Segundo Castro Almeida, quem apresentar um emprego e uma casa enfrenta poucos obstáculos para entrar em Portugal — uma espécie de acesso facilitado para trabalhadores com garantias práticas. Em contrapartida, rejeitou a entrada indiscriminada de qualquer pessoa sem condições claras de integração no mercado de trabalho.
Emprego em alta
O governante valorizou o atual momento do mercado laboral. Disse que o desemprego está em níveis mínimos e que o volume de emprego atingiu máximos recentes.

“Não há praticamente desemprego”, afirmou, sublinhando que a forte ocupação é uma vantagem estrutural para o país. Ainda assim, reiterou a necessidade de mais pessoas ativas para responder às oportunidades existentes.
Inflação pressionada pelos combustíveis
Castro Almeida apontou os preços dos combustíveis como um fator que tem atrapalhado a descida da inflação. Segundo ele, sem esse impacto, os números seriam claramente mais baixos.

Os dados mais recentes, realçou, mostram uma queda da inflação ao longo de três meses consecutivos, embora o indicador se mantenha em torno de 3% atualmente.

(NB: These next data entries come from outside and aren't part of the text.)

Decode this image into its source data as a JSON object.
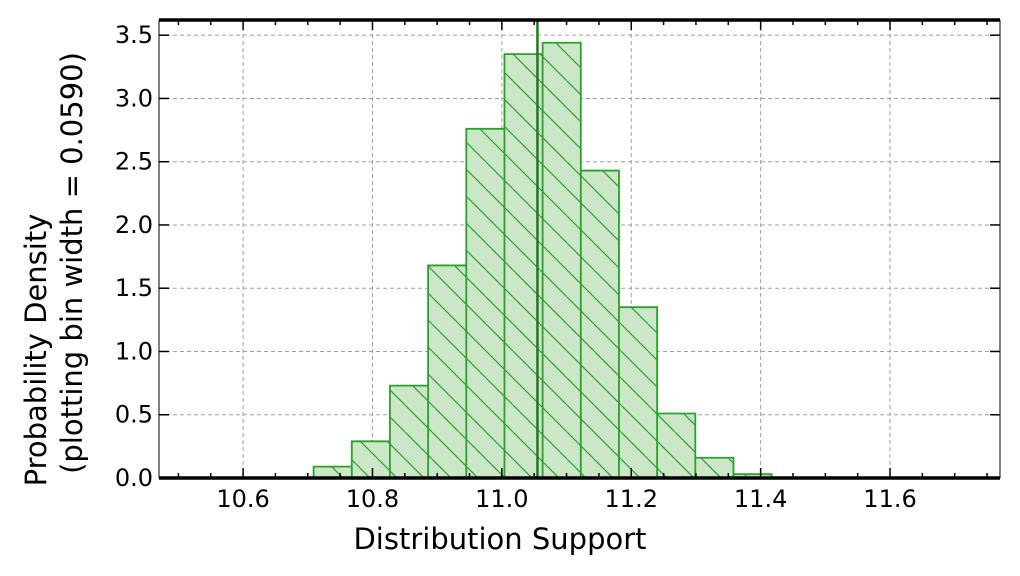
{
  "chart_data": {
    "type": "bar",
    "subtype": "histogram",
    "xlabel": "Distribution Support",
    "ylabel_line1": "Probability Density",
    "ylabel_line2": "(plotting bin width = 0.0590)",
    "xlim": [
      10.47,
      11.77
    ],
    "ylim": [
      0,
      3.62
    ],
    "x_ticks": [
      10.6,
      10.8,
      11.0,
      11.2,
      11.4,
      11.6
    ],
    "x_tick_labels": [
      "10.6",
      "10.8",
      "11.0",
      "11.2",
      "11.4",
      "11.6"
    ],
    "y_ticks": [
      0.0,
      0.5,
      1.0,
      1.5,
      2.0,
      2.5,
      3.0,
      3.5
    ],
    "y_tick_labels": [
      "0.0",
      "0.5",
      "1.0",
      "1.5",
      "2.0",
      "2.5",
      "3.0",
      "3.5"
    ],
    "grid": true,
    "fill_color": "#cce6c8",
    "edge_color": "#2ca02c",
    "hatch": "diagonal",
    "vline_x": 11.055,
    "vline_color": "#1f7a1f",
    "bins": [
      {
        "x0": 10.709,
        "x1": 10.768,
        "value": 0.09
      },
      {
        "x0": 10.768,
        "x1": 10.827,
        "value": 0.29
      },
      {
        "x0": 10.827,
        "x1": 10.886,
        "value": 0.73
      },
      {
        "x0": 10.886,
        "x1": 10.945,
        "value": 1.68
      },
      {
        "x0": 10.945,
        "x1": 11.004,
        "value": 2.76
      },
      {
        "x0": 11.004,
        "x1": 11.063,
        "value": 3.35
      },
      {
        "x0": 11.063,
        "x1": 11.122,
        "value": 3.44
      },
      {
        "x0": 11.122,
        "x1": 11.181,
        "value": 2.43
      },
      {
        "x0": 11.181,
        "x1": 11.24,
        "value": 1.35
      },
      {
        "x0": 11.24,
        "x1": 11.299,
        "value": 0.51
      },
      {
        "x0": 11.299,
        "x1": 11.358,
        "value": 0.16
      },
      {
        "x0": 11.358,
        "x1": 11.417,
        "value": 0.03
      }
    ]
  }
}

Crescimento económico e dívida
O ministro descreveu os indicadores macroeconómicos como, no geral, «bastante positivos». Referiu que o Produto Interno Bruto está em expansão: no último trimestre registou um aumento de 2,5% e, em termos trimestre a trimestre, cresceu 0,8%, valor que disse ser o dobro da média europeia.
Além do crescimento, apontou que as contas públicas estão equilibradas e que as exportações e o turismo continuam a crescer. A exceção, segundo ele, foi um aumento circunstancial da dívida pública registado recentemente.
Sobre esse ponto, Castro Almeida pediu que a evolução da dívida seja analisada comparando o final de 2025 com o final de 2026, afirmando confiança numa trajetória descendente sustentável.
Desafios que ficam
O ministro concordou que ainda há trabalho pela frente: é preciso reduzir a inflação de forma mais consistente e aproximar o país do padrão europeu em termos de rendimento.
Portugal continua, nas suas palavras, a cerca de 80% do PIB per capita médio europeu, o que, diz, significa que persistem lacunas para recuperar.